I also adore the work of Millar's husband, Ross Macdonald though again, he's not really Golden Age either. He was one of the foremost practictioners of the hardboiled private eye novel, following in the wake of Chandler and Hammett. He wrote in the genre developed by those writers but with greater psychological depth. He wrote beautifully and his great subject was dysfunctional families, specifically the fucked up children of privilege of California's golden age (1940s through 1970s). My favorite titles by him include The Far Side of the Dollar, The Zebra-Striped Hearse, The Chill, Black Money (which the Cohen brothers tried but alas failed to bring to the big screen), and his early novel The Way Some People Die.
However, my favorite crime novelist of all, and the one I recommend most passionately, is Elisabeth Sanxay Holding. She was an American who wrote crime fiction from the 1920s pretty much until her death in 1955. She's been called the godmother of noir and was clearly a major influence on writers who came later like Patricia Highsmith and Ruth Rendell, as she was writing dark, absolutely riveting novels about about psychologically abnormal criminals long before those other two came along.

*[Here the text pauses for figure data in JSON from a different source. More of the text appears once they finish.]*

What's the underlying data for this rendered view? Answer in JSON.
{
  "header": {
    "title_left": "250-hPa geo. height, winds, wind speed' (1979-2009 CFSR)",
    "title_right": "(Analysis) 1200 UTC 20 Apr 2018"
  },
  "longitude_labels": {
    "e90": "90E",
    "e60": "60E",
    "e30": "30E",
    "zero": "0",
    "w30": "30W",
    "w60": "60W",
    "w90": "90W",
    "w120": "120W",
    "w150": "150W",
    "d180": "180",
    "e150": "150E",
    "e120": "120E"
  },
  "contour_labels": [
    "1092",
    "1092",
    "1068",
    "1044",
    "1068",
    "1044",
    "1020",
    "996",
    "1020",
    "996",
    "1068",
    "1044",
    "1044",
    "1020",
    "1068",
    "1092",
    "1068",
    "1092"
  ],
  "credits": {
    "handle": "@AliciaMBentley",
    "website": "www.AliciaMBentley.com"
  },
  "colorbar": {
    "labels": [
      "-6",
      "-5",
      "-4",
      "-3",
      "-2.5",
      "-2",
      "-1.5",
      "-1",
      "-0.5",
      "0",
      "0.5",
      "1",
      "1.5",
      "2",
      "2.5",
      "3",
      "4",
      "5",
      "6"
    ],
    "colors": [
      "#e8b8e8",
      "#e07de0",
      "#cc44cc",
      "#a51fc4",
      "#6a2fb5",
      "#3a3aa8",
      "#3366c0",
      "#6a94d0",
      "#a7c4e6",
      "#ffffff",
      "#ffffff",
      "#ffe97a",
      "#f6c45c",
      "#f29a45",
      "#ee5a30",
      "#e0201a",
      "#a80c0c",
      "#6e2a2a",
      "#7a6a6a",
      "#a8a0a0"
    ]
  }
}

Raymond Chandler tended to be stingy in his praise of other crime writers, but not when it came to Holding, whom he singled out as one of his favorites. He called her "the top suspense writer of them all" and said "her characters are wonderful; and she has a sort of inner calm which I find very attractive."
Chandler signed a screenwriting deal and was allowed to choose any novel he wanted to adapt. The one he opted for was The Innocent Mrs. Duff, which imo is Holding's greatest novel. Unfortunately, his script was never made into a film. But another great Holding novel, The Blank Wall, was adapted into a wonderful Max Ophuls film, The Reckless Moment, starring Joan Bennett and James Mason. It was later remade as The Deep End starring Tilda Swinton.
In addition to The Innocent Mrs. Duff and The Blank Wall, my other favorite Elisabeth Sanxay Holding novels include Dark Power, Lady Killer, The Girl Who Had to Die, and Who's Afraid? But really, I've immensely enjoyed every novel by her that I've read (and at this point I've read all but one or two). They are very cinematic and I find it baffling that more of them weren't made into films.
Though her books used to be very hard to find, over the past 20 years or so they've all been brought back into print, often in super-cheap ebook editions. I highly recommend checking her out. You can thank me later.